Newsletter Octobre 2020

Le compte Facebook privé du salarié peut servir de preuve d’une faute grave

Un arrêt très remarqué de la Cour de Cassation en date du 30 Septembre 2020 apporte d’importantes précisions en matière de preuve en justice s’agissant notamment de l’exploitation d’un compte Facebook privé d’une salariée.

Engagée en qualité de chef de projet export par une célèbre société de vêtements et de pour enfants, une salariée est licenciée pour faute grave, notamment pour publier sur son compte Facebook une photographie de la nouvelle collection de la marque présentée exclusivement aux commerciaux de la société.
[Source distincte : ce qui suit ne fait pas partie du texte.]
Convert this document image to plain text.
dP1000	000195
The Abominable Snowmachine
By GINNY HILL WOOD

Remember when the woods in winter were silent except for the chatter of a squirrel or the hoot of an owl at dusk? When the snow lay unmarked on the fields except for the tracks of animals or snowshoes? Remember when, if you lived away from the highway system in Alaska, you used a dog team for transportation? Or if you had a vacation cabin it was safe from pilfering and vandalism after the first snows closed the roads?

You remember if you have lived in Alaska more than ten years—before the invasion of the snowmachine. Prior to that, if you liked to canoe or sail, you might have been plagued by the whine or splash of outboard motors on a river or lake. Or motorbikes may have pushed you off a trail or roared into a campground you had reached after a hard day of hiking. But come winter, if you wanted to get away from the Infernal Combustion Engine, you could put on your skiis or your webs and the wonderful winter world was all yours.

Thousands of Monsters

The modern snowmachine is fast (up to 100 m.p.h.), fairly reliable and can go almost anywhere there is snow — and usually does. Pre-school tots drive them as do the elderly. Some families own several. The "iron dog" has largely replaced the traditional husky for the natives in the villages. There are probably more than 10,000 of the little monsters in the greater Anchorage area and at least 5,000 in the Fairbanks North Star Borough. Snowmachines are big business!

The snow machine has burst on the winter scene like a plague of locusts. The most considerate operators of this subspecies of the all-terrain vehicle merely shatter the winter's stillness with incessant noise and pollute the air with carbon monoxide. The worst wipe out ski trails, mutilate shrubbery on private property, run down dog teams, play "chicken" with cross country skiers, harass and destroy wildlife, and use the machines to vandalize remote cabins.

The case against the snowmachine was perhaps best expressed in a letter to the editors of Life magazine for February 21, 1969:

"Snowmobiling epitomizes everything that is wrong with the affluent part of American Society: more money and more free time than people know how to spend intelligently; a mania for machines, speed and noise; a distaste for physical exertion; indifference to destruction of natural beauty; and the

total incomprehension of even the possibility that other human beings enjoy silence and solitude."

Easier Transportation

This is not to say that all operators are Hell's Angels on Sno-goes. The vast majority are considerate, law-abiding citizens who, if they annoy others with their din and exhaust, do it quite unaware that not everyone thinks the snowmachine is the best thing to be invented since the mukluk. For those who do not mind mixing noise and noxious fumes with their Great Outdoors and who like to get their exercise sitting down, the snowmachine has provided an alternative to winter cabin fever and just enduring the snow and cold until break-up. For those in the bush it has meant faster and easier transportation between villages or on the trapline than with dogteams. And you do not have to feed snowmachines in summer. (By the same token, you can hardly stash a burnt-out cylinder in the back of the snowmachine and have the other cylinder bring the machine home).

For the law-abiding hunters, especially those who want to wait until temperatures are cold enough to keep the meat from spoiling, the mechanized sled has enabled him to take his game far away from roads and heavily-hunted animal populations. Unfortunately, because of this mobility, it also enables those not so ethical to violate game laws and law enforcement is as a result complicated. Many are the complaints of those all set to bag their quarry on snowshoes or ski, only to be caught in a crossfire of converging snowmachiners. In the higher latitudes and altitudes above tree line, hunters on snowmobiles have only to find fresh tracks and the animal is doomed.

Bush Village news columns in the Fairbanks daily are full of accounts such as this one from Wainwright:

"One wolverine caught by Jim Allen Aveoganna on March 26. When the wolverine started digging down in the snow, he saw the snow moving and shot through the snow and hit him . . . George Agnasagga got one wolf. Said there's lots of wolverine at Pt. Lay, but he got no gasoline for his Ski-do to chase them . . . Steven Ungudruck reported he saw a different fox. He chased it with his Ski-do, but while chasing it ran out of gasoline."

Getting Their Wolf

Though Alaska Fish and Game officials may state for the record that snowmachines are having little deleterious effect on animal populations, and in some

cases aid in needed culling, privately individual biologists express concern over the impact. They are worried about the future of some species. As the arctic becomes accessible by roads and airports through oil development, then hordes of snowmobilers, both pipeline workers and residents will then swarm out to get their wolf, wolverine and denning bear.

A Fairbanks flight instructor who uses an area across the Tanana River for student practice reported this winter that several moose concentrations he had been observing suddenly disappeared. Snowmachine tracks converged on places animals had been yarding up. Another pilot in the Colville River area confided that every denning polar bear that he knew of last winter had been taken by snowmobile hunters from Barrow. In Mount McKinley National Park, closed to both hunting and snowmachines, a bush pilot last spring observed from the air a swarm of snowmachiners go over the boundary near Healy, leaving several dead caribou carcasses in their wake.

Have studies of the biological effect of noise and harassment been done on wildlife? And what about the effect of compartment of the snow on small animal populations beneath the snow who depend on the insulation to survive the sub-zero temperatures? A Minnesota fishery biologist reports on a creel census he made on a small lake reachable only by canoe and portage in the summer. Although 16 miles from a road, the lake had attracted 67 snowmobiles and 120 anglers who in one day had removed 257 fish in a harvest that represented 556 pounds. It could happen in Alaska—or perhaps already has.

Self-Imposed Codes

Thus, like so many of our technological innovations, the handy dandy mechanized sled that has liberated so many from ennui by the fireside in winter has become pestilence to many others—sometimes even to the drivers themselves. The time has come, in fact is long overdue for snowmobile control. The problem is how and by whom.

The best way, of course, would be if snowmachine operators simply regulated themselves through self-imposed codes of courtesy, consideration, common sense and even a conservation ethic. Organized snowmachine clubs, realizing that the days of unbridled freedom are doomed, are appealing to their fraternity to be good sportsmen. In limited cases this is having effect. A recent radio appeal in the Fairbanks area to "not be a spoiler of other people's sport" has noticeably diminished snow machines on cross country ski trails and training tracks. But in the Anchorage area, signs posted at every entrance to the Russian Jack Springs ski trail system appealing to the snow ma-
Elle conteste son licenciement.

Elle a d’abord fait valoir que la preuve des faits invoqués contre elle dans une procédure disciplinaire issue de publications figurant sur son compte Facebook privé, rapportée par l’intermédiaire d’un autre salarié de l’entreprise autorisé à y accéder, est irrecevable et inopposable puisqu’il s’agissait d’un compte Facebook privé, non accessible au public mais seulement aux personnes autorisées par elle.

Elle ajoutait également que l’employeur ne pouvait porter une atteinte disproportionnée et déloyale au droit au respect de la vie privée de sorte qu’il ne pouvait s’immiscer abusivement dans les publications du salarié sur les réseaux sociaux.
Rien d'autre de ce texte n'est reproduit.